Poderíamos achar que as forças democráticas melindradas pela derrota adotariam um populismo econômico de esquerda para lutar contra o populismo de direita, agressivo e xenófobo. Não foi esse o caso. Alguns progressistas, em vez disso, manifestaram uma alergia crescente às pessoas comuns. William (“Bill”) Maher, editorialista na rede HBO, é um bom exemplo: antes da eleição, em entrevista com a porta-voz de Trump, Kellyanne Conway, ele disse como se não fosse nada de mais que o magnata imobiliário ganhara o apoio do povo, porque “as pessoas são idiotas”. O mesmo tom da revista Foreign Policy, que publicou em junho de 2016 um artigo com o eloquente título: “É hora de as elites se revoltarem contra as massas ignorantes”.
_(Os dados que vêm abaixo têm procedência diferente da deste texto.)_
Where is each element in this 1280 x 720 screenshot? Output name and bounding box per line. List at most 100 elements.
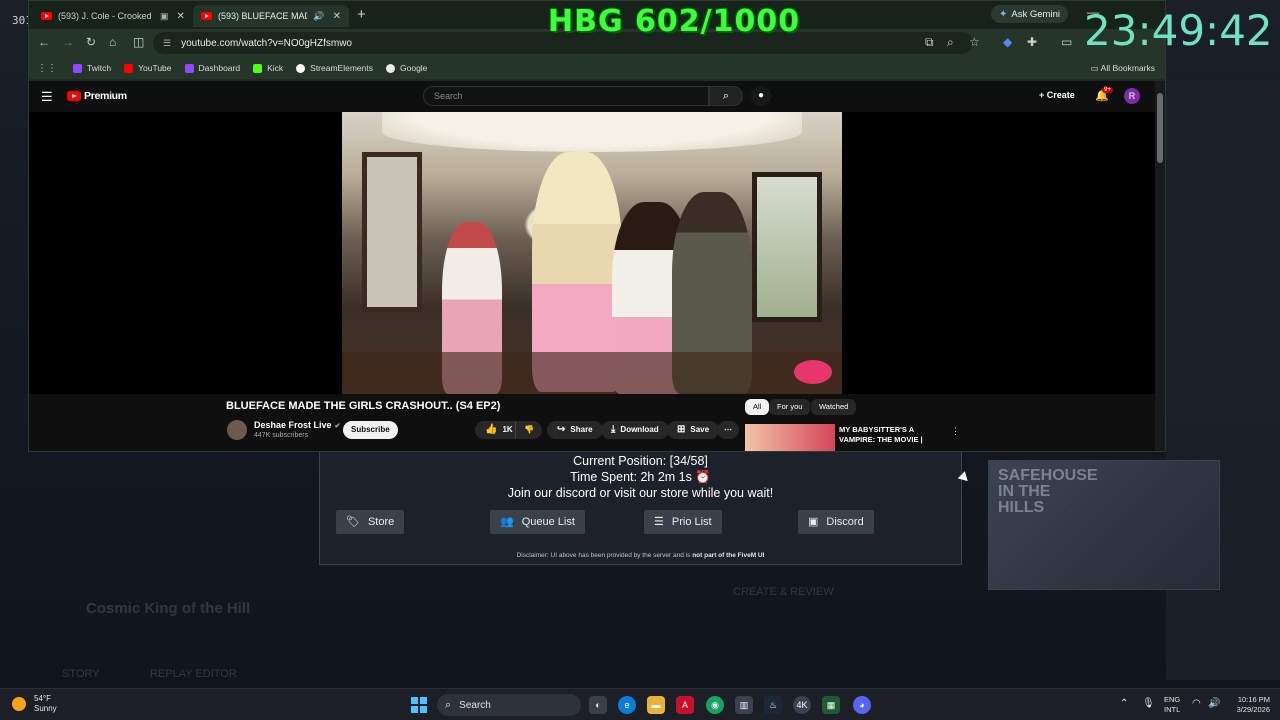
system-clock[interactable]: 10:16 PM 3/29/2026 [1226,695,1270,715]
create-button[interactable]: + Create [1039,90,1075,100]
extensions-icon[interactable]: ✚ [1027,35,1037,49]
sidebar-icon[interactable]: ▭ [1061,35,1072,49]
bg-server-title: Cosmic King of the Hill [86,600,251,617]
close-tab-icon[interactable]: ✕ [177,11,185,22]
task-view-icon[interactable]: ◐ [589,696,607,714]
share-button[interactable]: ↪ Share [547,421,603,439]
extension-shield-icon[interactable]: ◆ [1003,35,1012,49]
recommended-more-icon[interactable]: ⋮ [951,426,960,437]
account-avatar[interactable]: R [1124,88,1140,104]
audio-icon[interactable]: 🔊 [313,11,324,22]
home-icon[interactable]: ⌂ [109,35,116,49]
store-button[interactable]: 🏷 Store [336,510,405,534]
recommended-title[interactable]: MY BABYSITTER'S A VAMPIRE: THE MOVIE | O… [839,425,949,445]
save-icon: ⊞ [677,424,686,435]
reload-icon[interactable]: ↻ [86,35,96,49]
bookmark-streamelements[interactable]: StreamElements [296,63,373,73]
url-text: youtube.com/watch?v=NO0gHZfsmwo [181,37,352,49]
input-language[interactable]: ENG INTL [1164,695,1180,715]
clock-time: 10:16 PM [1237,695,1270,704]
queue-list-button[interactable]: 👥 Queue List [490,510,585,534]
like-button[interactable]: 👍 1K [475,421,519,439]
clock-date: 3/29/2026 [1236,705,1270,714]
bookmarks-bar: ⋮⋮ Twitch YouTube Dashboard Kick StreamE… [29,57,1165,79]
like-count: 1K [502,425,513,434]
4k-app-icon[interactable]: 4K [793,696,811,714]
scrollbar-thumb[interactable] [1157,93,1163,163]
taskbar-search[interactable]: ⌕ Search [437,694,581,716]
zoom-icon[interactable]: ⌕ [947,35,954,50]
steam-icon[interactable]: ♨ [764,696,782,714]
xbox-app-icon[interactable]: ▦ [822,696,840,714]
lang-layout: INTL [1164,705,1181,714]
tray-overflow-icon[interactable]: ⌃ [1120,698,1128,709]
tab-blueface[interactable]: (593) BLUEFACE MADE THE 🔊 ✕ [193,5,349,27]
all-bookmarks[interactable]: ▭ All Bookmarks [1091,63,1155,74]
site-info-icon[interactable]: ☰ [163,38,171,49]
bookmark-twitch[interactable]: Twitch [73,63,111,73]
new-tab-icon[interactable]: + [357,6,366,23]
tab-title: (593) J. Cole - Crooked Sma [58,11,154,21]
store-label: Store [367,516,395,528]
download-button[interactable]: ⤓ Download [601,421,669,439]
bookmark-star-icon[interactable]: ☆ [969,35,980,49]
share-icon: ↪ [557,424,566,435]
microphone-tray-icon[interactable]: 🎙 [1142,698,1155,709]
ask-gemini-button[interactable]: ✦ Ask Gemini [991,5,1068,23]
bookmark-kick[interactable]: Kick [253,63,283,73]
more-actions-button[interactable]: ⋯ [717,421,739,439]
discord-taskbar-icon[interactable]: ◕ [853,696,871,714]
tab-jcole[interactable]: (593) J. Cole - Crooked Sma ▣ ✕ [33,5,195,27]
weather-widget[interactable]: 54°F Sunny [12,694,57,714]
prio-list-label: Prio List [671,516,712,528]
channel-name-text: Deshae Frost Live [254,420,332,430]
page-scrollbar[interactable] [1155,81,1165,451]
app-icon[interactable]: ▥ [735,696,753,714]
video-player[interactable] [29,112,1157,394]
start-button[interactable] [411,697,427,713]
discord-icon: ▣ [808,516,819,528]
chrome-icon[interactable]: ◉ [706,696,724,714]
adobe-icon[interactable]: A [676,696,694,714]
youtube-logo[interactable]: Premium [67,90,127,102]
bookmark-label: YouTube [138,63,172,73]
channel-name[interactable]: Deshae Frost Live ✔ [254,420,340,430]
apps-grid-icon[interactable]: ⋮⋮ [37,63,57,74]
thumbs-down-icon: 👎 [524,425,534,434]
bookmark-dashboard[interactable]: Dashboard [184,63,240,73]
filter-chip-all[interactable]: All [745,399,770,415]
create-label: Create [1046,90,1075,100]
bookmark-youtube[interactable]: YouTube [124,63,172,73]
hbg-counter: HBG 602/1000 [548,4,801,39]
wifi-icon[interactable]: ◠ [1192,698,1201,709]
menu-icon[interactable]: ☰ [41,89,53,105]
edge-icon[interactable]: e [618,696,636,714]
channel-avatar[interactable] [227,420,247,440]
discord-button[interactable]: ▣ Discord [798,510,874,534]
microphone-icon[interactable]: ● [751,86,771,106]
thumbs-up-icon: 👍 [485,424,498,435]
back-icon[interactable]: ← [38,35,50,49]
subscribe-button[interactable]: Subscribe [343,421,398,439]
file-explorer-icon[interactable]: ▬ [647,696,665,714]
ask-gemini-label: Ask Gemini [1011,8,1060,20]
search-icon[interactable]: ⌕ [709,86,743,106]
video-frame[interactable] [342,112,842,394]
prio-list-button[interactable]: ☰ Prio List [644,510,722,534]
close-tab-icon[interactable]: ✕ [333,11,341,22]
split-view-icon[interactable]: ◫ [133,35,144,49]
install-icon[interactable]: ⧉ [925,35,934,50]
recommended-thumbnail[interactable] [745,424,835,451]
dislike-button[interactable]: 👎 [515,421,542,439]
youtube-favicon-icon [201,12,212,20]
gemini-spark-icon: ✦ [999,8,1008,20]
youtube-search-input[interactable]: Search [423,86,709,106]
save-button[interactable]: ⊞ Save [667,421,720,439]
forward-icon[interactable]: → [62,35,74,49]
fivem-side-panel [1166,80,1280,680]
volume-icon[interactable]: 🔊 [1208,698,1220,709]
filter-chip-for-you[interactable]: For you [769,399,811,415]
filter-chip-watched[interactable]: Watched [811,399,857,415]
bookmark-google[interactable]: Google [386,63,427,73]
overlay-clock: 23:49:42 [1084,6,1273,55]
Esses gritos de socorro têm o mérito da honestidade, mas não o da originalidade. A direita foi por muito tempo inclinada à agressividade misantropa quanto a esquerda é agora. Antes de os partidários de Trump adotarem a retórica populista do homem comum, lembrando por vezes os discursos dos sindicalistas que eles combateram durante décadas, seus slogans eram muitas vezes abertamente elitistas. Antes de ser cabo eleitoral de Trump e desempenhar o papel midiático de homossexual de direita, Milo Yiannopoulos posava com muito gosto com uma camiseta “Deixe de ser pobre” (“Stop being poor”).
Um desprezo largamente partilhado
Incansável provocadora de direita, neste momento afinada com a nova linha conservadora, Ann Coulter por muito tempo se deixou tomar pelo tipo de pânico moral que caracteriza sua classe desde o surgimento da modernidade: medo das massas humanas que se supõem sejam facilmente impressionáveis, emocionalmente instáveis e reproduzindo-se em excesso. Em seu livro Demonic,2 que expõe “como a máfia progressista coloca a América em perigo”, ela elogia o trabalho de Gustave Le Bon (1841-1931). A influência desse ensaísta francês, autor em 1895 de A psicologia das multidões, foi tal que despertou a admiração de Adolf Hitler e acabou sendo usado mais tarde como referência para os misantropos e eugenistas. Todo o discurso anti-imigração, que recentemente levou à decisão de Trump de construir um muro na fronteira mexicana, inscreve-se nessa tradição de medo das massas fervilhantes e das classes populares, tanto estrangeiras quanto autóctones. Essa desconfiança visou primeiro, no seio das sociedades ocidentais, os trabalhadores brancos, antes de encontrar um novo alvo nas minorias étnicas chegadas mais recentemente.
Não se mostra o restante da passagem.